In contrast, the interpretation to which feminist, postcolonial, African American, and an array of other important voices call all of us will require habits of candid self-awareness. Alongside historical questions about the apostle Paul and lexical, exegetical, and rhetorical-critical questions about the range of possible meanings of his words, we will need to ask what is at stake for our engagement with the apostle and his legacy. In what ways do different parties “use Paul to think with”? What are the consequences of different claims, and why do the people raising those claims seek out the aegis of Paul’s authority for them? Are there more direct and honest ways to think through interpreting Paul as a matter of public responsibility?

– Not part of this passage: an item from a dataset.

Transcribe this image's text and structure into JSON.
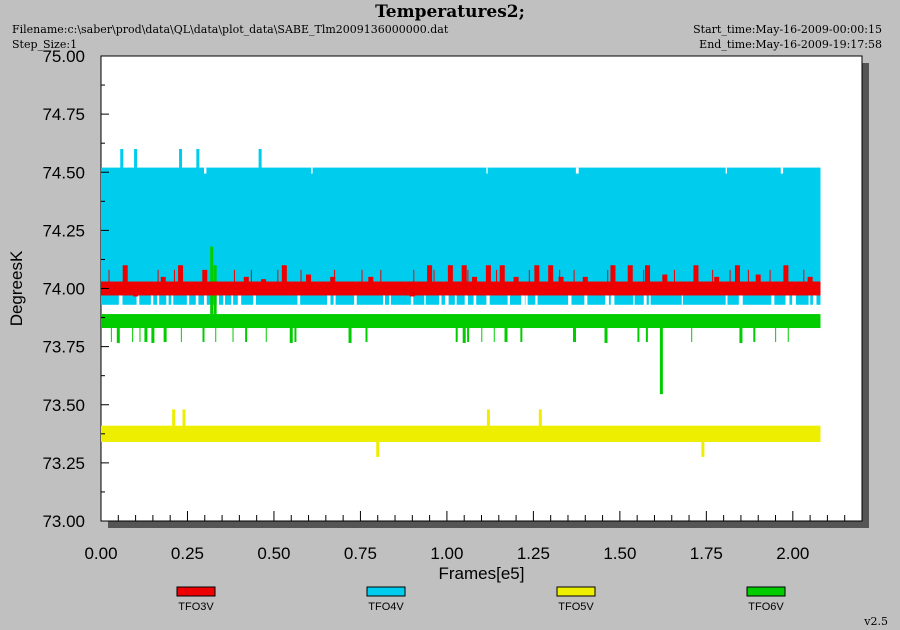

These questions have their true force only when they are joined with questions about the actual power relationships in our society, the nature of our participation in those relationships, and—to adopt the interpretive principle of the theology of liberation—the effect of those relationships on the poor. This mode of interpretation remains peripheral and contested in scholarship, and is practiced more or less sporadically in different faith communities, but it is avowed in the preparation of this volume and the structure of its various entries, including the entries on Paul’s letters that follow. By attending to each letter as a text in an ancient historical context, these entries challenge the “commonsense” assumption that we can read the ancient texts with the directness of their contemporaries. By attending to the various ways one or another text has been heard, or contested, through history, and to the contours of contemporary debate as well, these entries are intended to erode the confidence that any part of the Bible simply “means one thing.” But the loss of false confidence can be the occasion for new discovery and, when shared with others, new opportunity for mutual understanding.